To beat the last-minute rush, at least some taxpayers have started filing their income tax returns for assessment year 2024-25 after the Central Board of Direct Taxes (CBDT) enabled functionalities for commonly used income tax returns from April 1 this year.
According to data with the income tax department, as many as 119,000 income tax returns for assessment year 2024-25 had been filed by April 10 and 109,000 returns had also been verified. As many as 2,940 returns for AY24-25 had also been verified.
To help taxpayers file their returns for AY24-25, the CBDT had made ITR-1, ITR-2 and ITR-4, which are commonly used by taxpayers, available on the e-filing portal from April 1. Companies can also to file their ITRs through ITR-6 from April 1 onwards.

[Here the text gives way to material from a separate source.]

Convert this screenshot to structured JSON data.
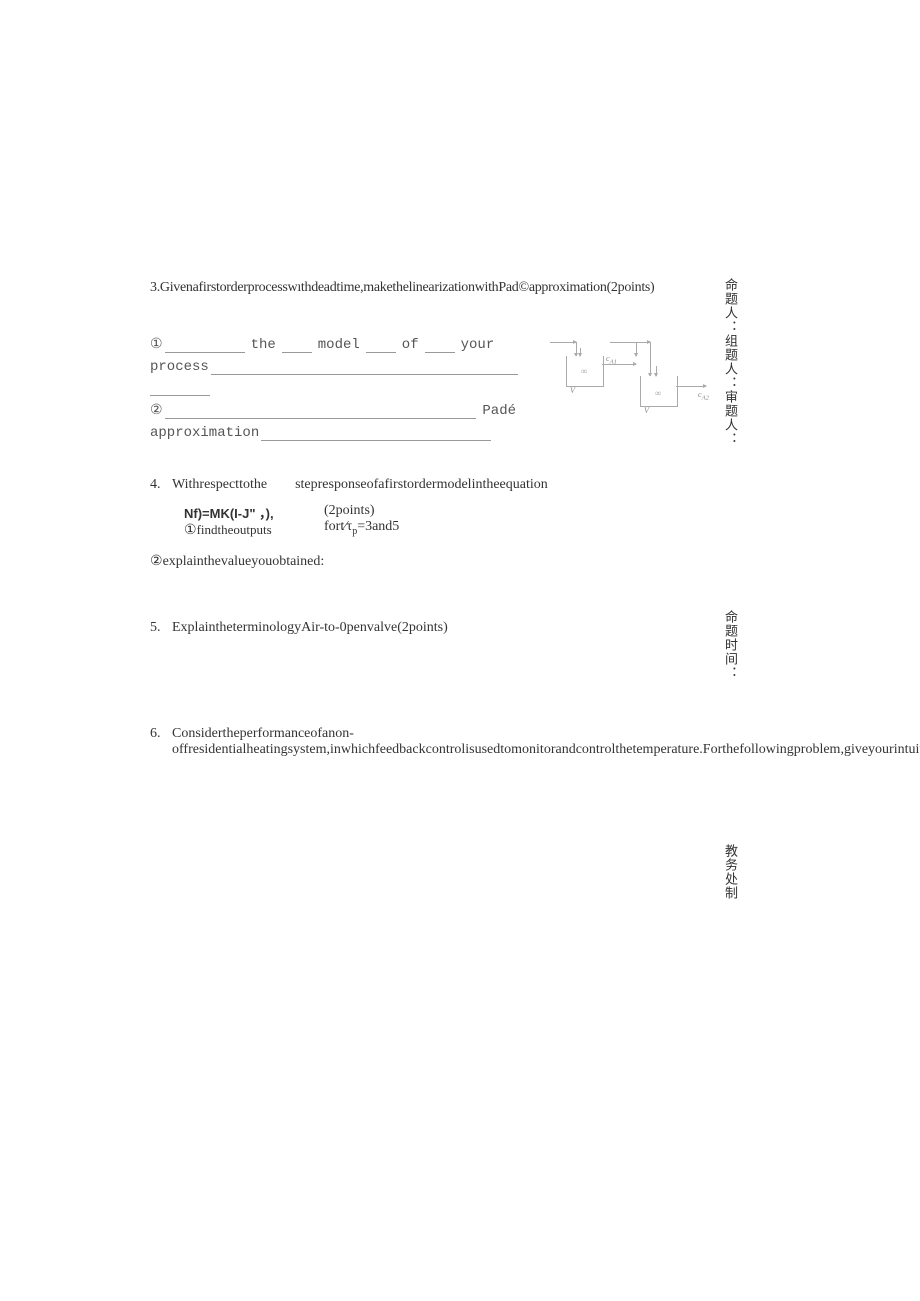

Experts noted that this is the latest in a series of initiatives taken by the CBDT to facilitate the tax return compliance. It had earlier started initiatives such as prefilled tax return forms, or the expeditious processing of the tax returns, or quick issue of refunds particularly to the small taxpayers.
“This will help the taxpayers, who do not expect any deduction of tax at source (TDS) in the last quarter of FY 2023-24 and are not subject to any audit, in filing their returns immediately. Such taxpayers may consider filing their returns forthwith without waiting more and getting the tax refund, if any, sooner,” said Yogesh Kale, Executive Director, Nangia Andersen India.

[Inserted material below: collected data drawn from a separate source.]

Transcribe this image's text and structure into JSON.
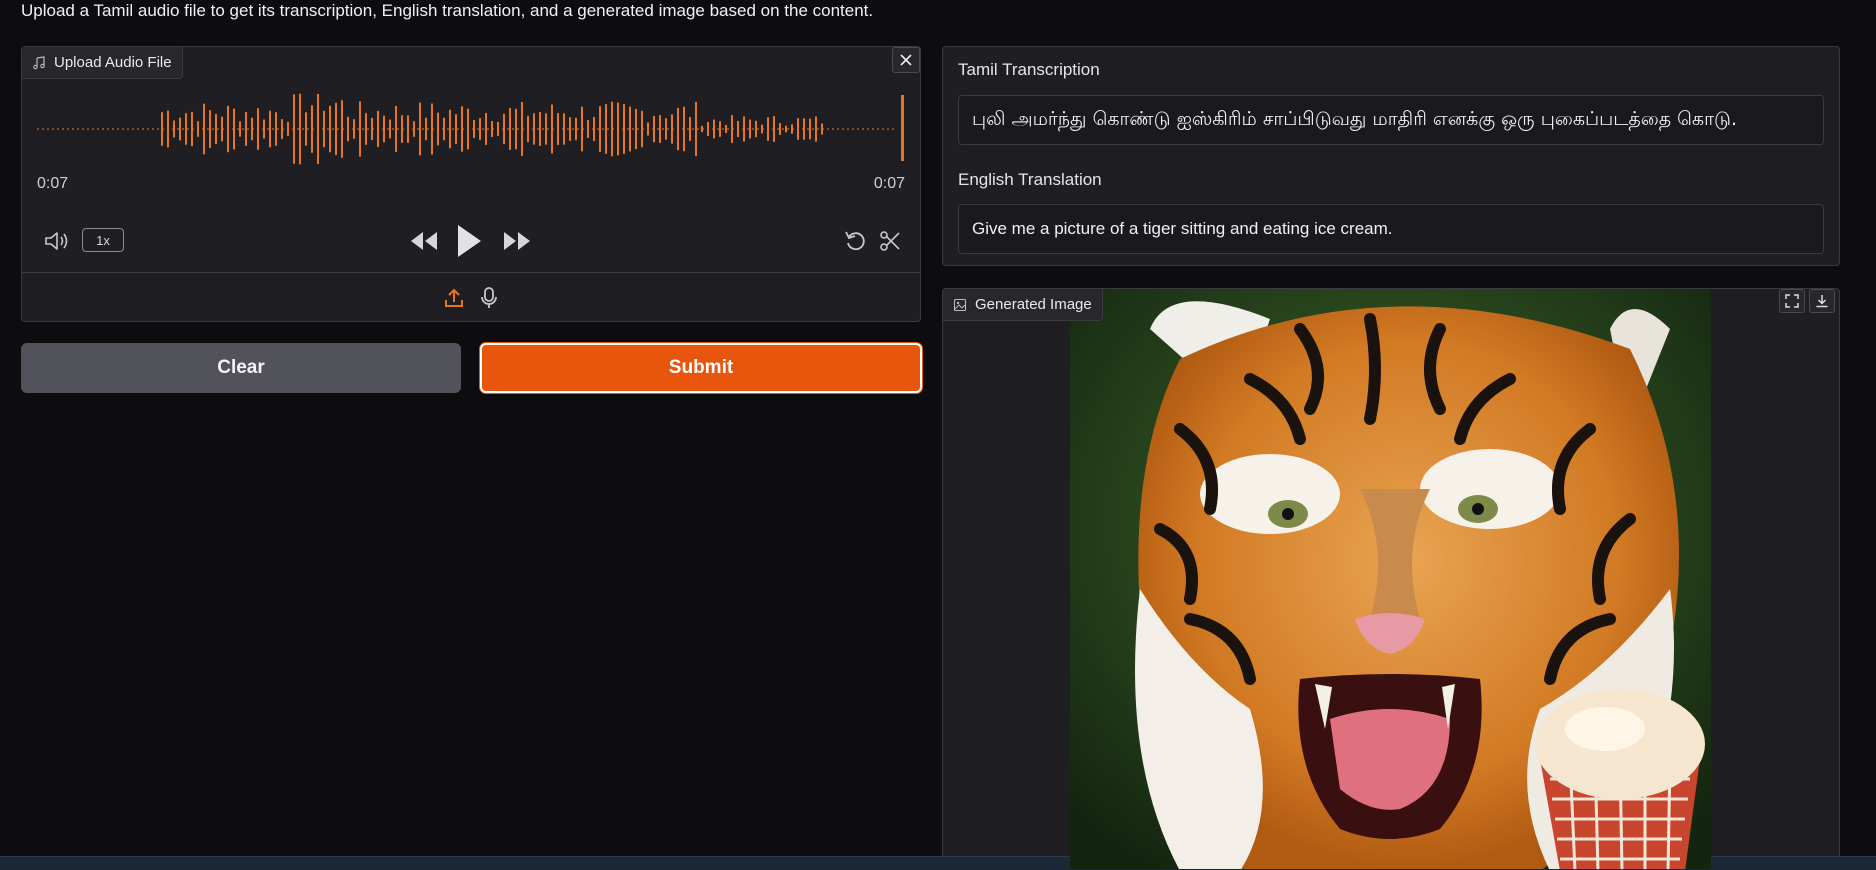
{
  "description": "Upload a Tamil audio file to get its transcription, English translation, and a generated image based on the content.",
  "audio": {
    "label": "Upload Audio File",
    "current_time": "0:07",
    "duration": "0:07",
    "speed": "1x",
    "accent_color": "#e8761d"
  },
  "buttons": {
    "clear": "Clear",
    "submit": "Submit"
  },
  "transcription": {
    "label": "Tamil Transcription",
    "value": "புலி அமர்ந்து கொண்டு ஐஸ்கிரிம் சாப்பிடுவது மாதிரி எனக்கு ஒரு புகைப்படத்தை கொடு."
  },
  "translation": {
    "label": "English Translation",
    "value": "Give me a picture of a tiger sitting and eating ice cream."
  },
  "image": {
    "label": "Generated Image"
  },
  "colors": {
    "primary": "#e8550d",
    "secondary": "#52525b",
    "background": "#0d0d10",
    "panel": "#1f1f23"
  }
}
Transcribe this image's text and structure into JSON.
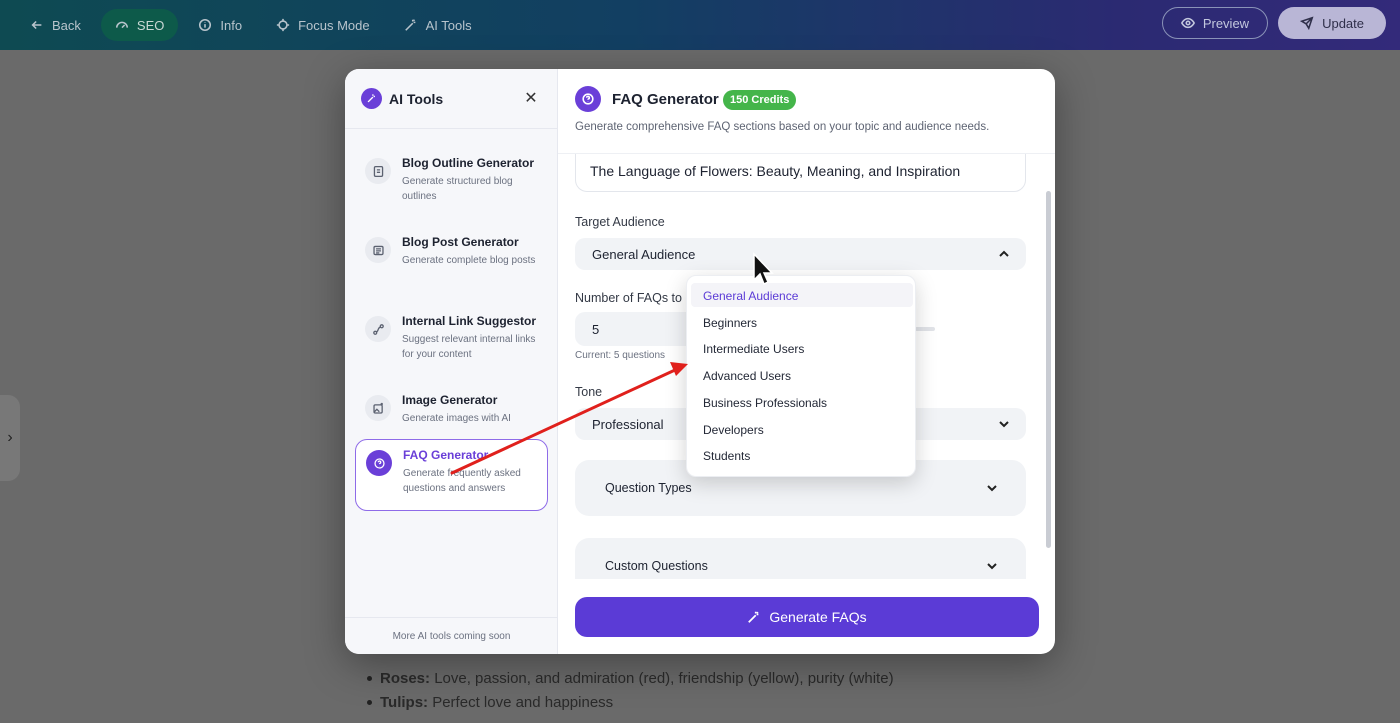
{
  "topbar": {
    "back_label": "Back",
    "seo_label": "SEO",
    "info_label": "Info",
    "focus_label": "Focus Mode",
    "aitools_label": "AI Tools",
    "preview_label": "Preview",
    "update_label": "Update"
  },
  "editor": {
    "bullets": [
      {
        "term": "Roses:",
        "text": " Love, passion, and admiration (red), friendship (yellow), purity (white)"
      },
      {
        "term": "Tulips:",
        "text": " Perfect love and happiness"
      }
    ]
  },
  "modal": {
    "sidebar": {
      "title": "AI Tools",
      "footer": "More AI tools coming soon",
      "tools": [
        {
          "name": "Blog Outline Generator",
          "desc": "Generate structured blog outlines",
          "icon": "document-icon"
        },
        {
          "name": "Blog Post Generator",
          "desc": "Generate complete blog posts",
          "icon": "article-icon"
        },
        {
          "name": "Internal Link Suggestor",
          "desc": "Suggest relevant internal links for your content",
          "icon": "route-icon"
        },
        {
          "name": "Image Generator",
          "desc": "Generate images with AI",
          "icon": "image-sparkle-icon"
        },
        {
          "name": "FAQ Generator",
          "desc": "Generate frequently asked questions and answers",
          "icon": "question-icon",
          "selected": true
        }
      ]
    },
    "panel": {
      "title": "FAQ Generator",
      "credits": "150 Credits",
      "subtitle": "Generate comprehensive FAQ sections based on your topic and audience needs.",
      "topic_value": "The Language of Flowers: Beauty, Meaning, and Inspiration",
      "audience_label": "Target Audience",
      "audience_value": "General Audience",
      "num_label": "Number of FAQs to G",
      "num_value": "5",
      "num_hint": "Current: 5 questions",
      "tone_label": "Tone",
      "tone_value": "Professional",
      "question_types_label": "Question Types",
      "custom_questions_label": "Custom Questions",
      "generate_label": "Generate FAQs"
    },
    "audience_options": [
      "General Audience",
      "Beginners",
      "Intermediate Users",
      "Advanced Users",
      "Business Professionals",
      "Developers",
      "Students"
    ],
    "audience_selected_index": 0
  },
  "colors": {
    "accent": "#5b3bd6",
    "credits_badge": "#44b54a",
    "annotation_arrow": "#e0201c"
  }
}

However, the taxpayers, who expect deduction of TDS in the last quarter – which are typically, the salaried taxpayers and the taxpayers expecting interest income in the last quarter, would be required to wait till June 2024 to file their tax returns, he noted.

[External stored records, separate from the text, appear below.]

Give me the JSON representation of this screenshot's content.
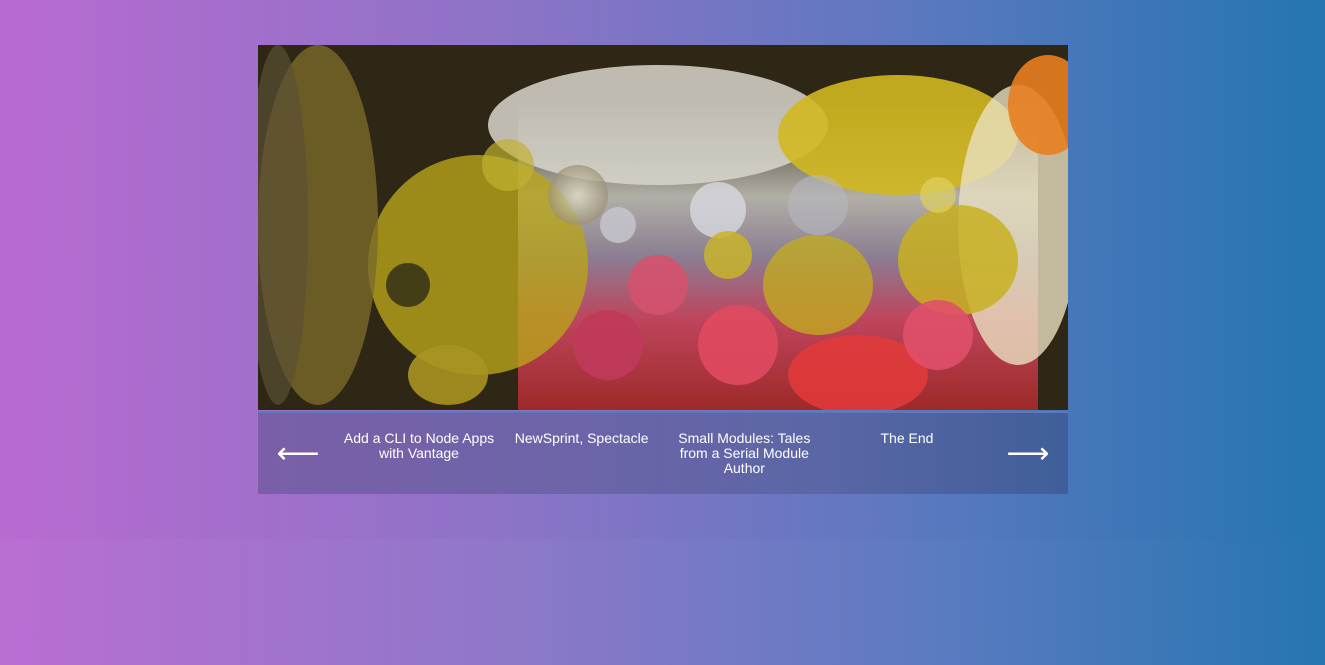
{
  "slider": {
    "image_icon": "abstract-oil-water-bubbles-photo",
    "prev_arrow": "⟵",
    "next_arrow": "⟶",
    "items": [
      {
        "label": "Add a CLI to Node Apps with Vantage"
      },
      {
        "label": "NewSprint, Spectacle"
      },
      {
        "label": "Small Modules: Tales from a Serial Module Author"
      },
      {
        "label": "The End"
      }
    ]
  },
  "colors": {
    "background_left": "#b86ad0",
    "background_right": "#2475b0",
    "nav_bar": "#6c64a8"
  }
}
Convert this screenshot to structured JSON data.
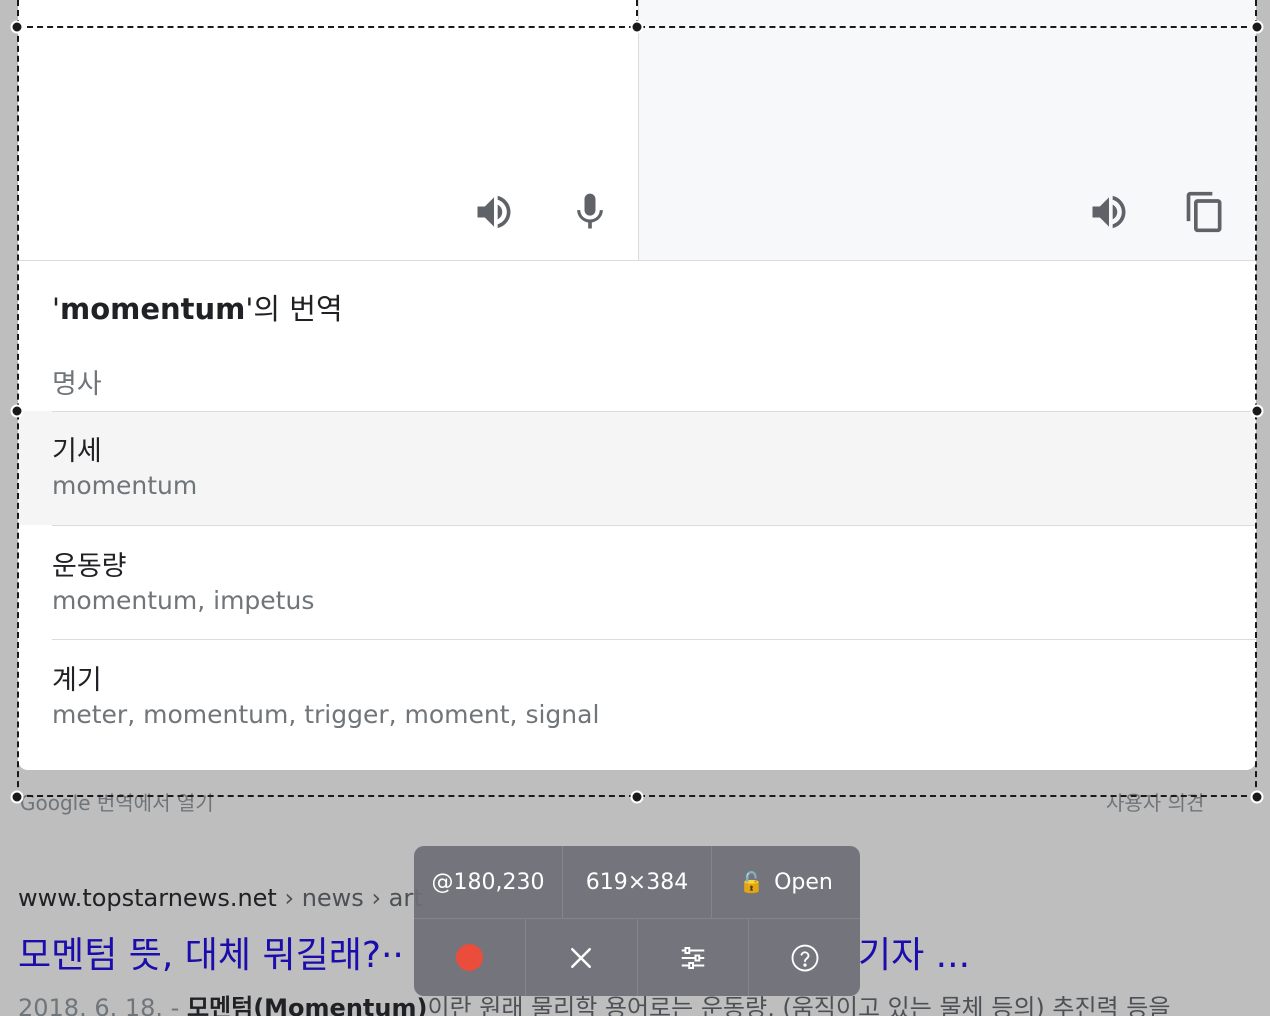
{
  "card": {
    "source_speak_icon": "volume-icon",
    "mic_icon": "microphone-icon",
    "target_speak_icon": "volume-icon",
    "copy_icon": "copy-icon",
    "title_quote_open": "'",
    "title_word": "momentum",
    "title_suffix": "'의 번역",
    "part_of_speech": "명사",
    "entries": [
      {
        "word": "기세",
        "synonyms": "momentum"
      },
      {
        "word": "운동량",
        "synonyms": "momentum, impetus"
      },
      {
        "word": "계기",
        "synonyms": "meter, momentum, trigger, moment, signal"
      }
    ],
    "footer_left": "Google 번역에서 열기",
    "footer_right": "사용자 의견"
  },
  "result": {
    "site": "www.topstarnews.net",
    "crumbs": " › news › art",
    "title_left": "모멘텀 뜻, 대체 뭐길래?··",
    "title_right": "기자 ...",
    "snippet_date": "2018. 6. 18. - ",
    "snippet_bold": "모멘텀(Momentum)",
    "snippet_rest": "이란 원래 물리학 용어로는 운동량, (움직이고 있는 물체 등의) 추진력 등을"
  },
  "toolbar": {
    "position": "@180,230",
    "size": "619×384",
    "lock_label": "Open",
    "lock_icon": "unlock-icon",
    "record_icon": "record-icon",
    "close_icon": "close-icon",
    "settings_icon": "sliders-icon",
    "help_icon": "help-icon",
    "record_color": "#eb4d3d"
  },
  "colors": {
    "selection_border": "#1a1a1a",
    "link_title": "#1a0dab",
    "backdrop": "#bebebe"
  }
}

The due date of deposit of TDS in the government kitty for the last quarter of FY 2023-24 is April 30, 2024, and the due date of filing the TDS return for the quarter is May 31, 2024. Considering this, the TDS deducted in the last quarter may not reflect in the taxpayers’ tax credit statement (Form 26AS) before June 1, 2024. Consequently, the returns filed before this may be processed with demands and taxpayers may have to file rectifications applications / revised returns later.
Kale noted that corporate taxpayers would be required to wait for completion of their statutory audit, followed by tax audit (if applicable), amongst others. Non-corporate taxpayers subject to tax audit would also be required to wait, unless they are able to get the tax audit done much before the due date for the same, he further said.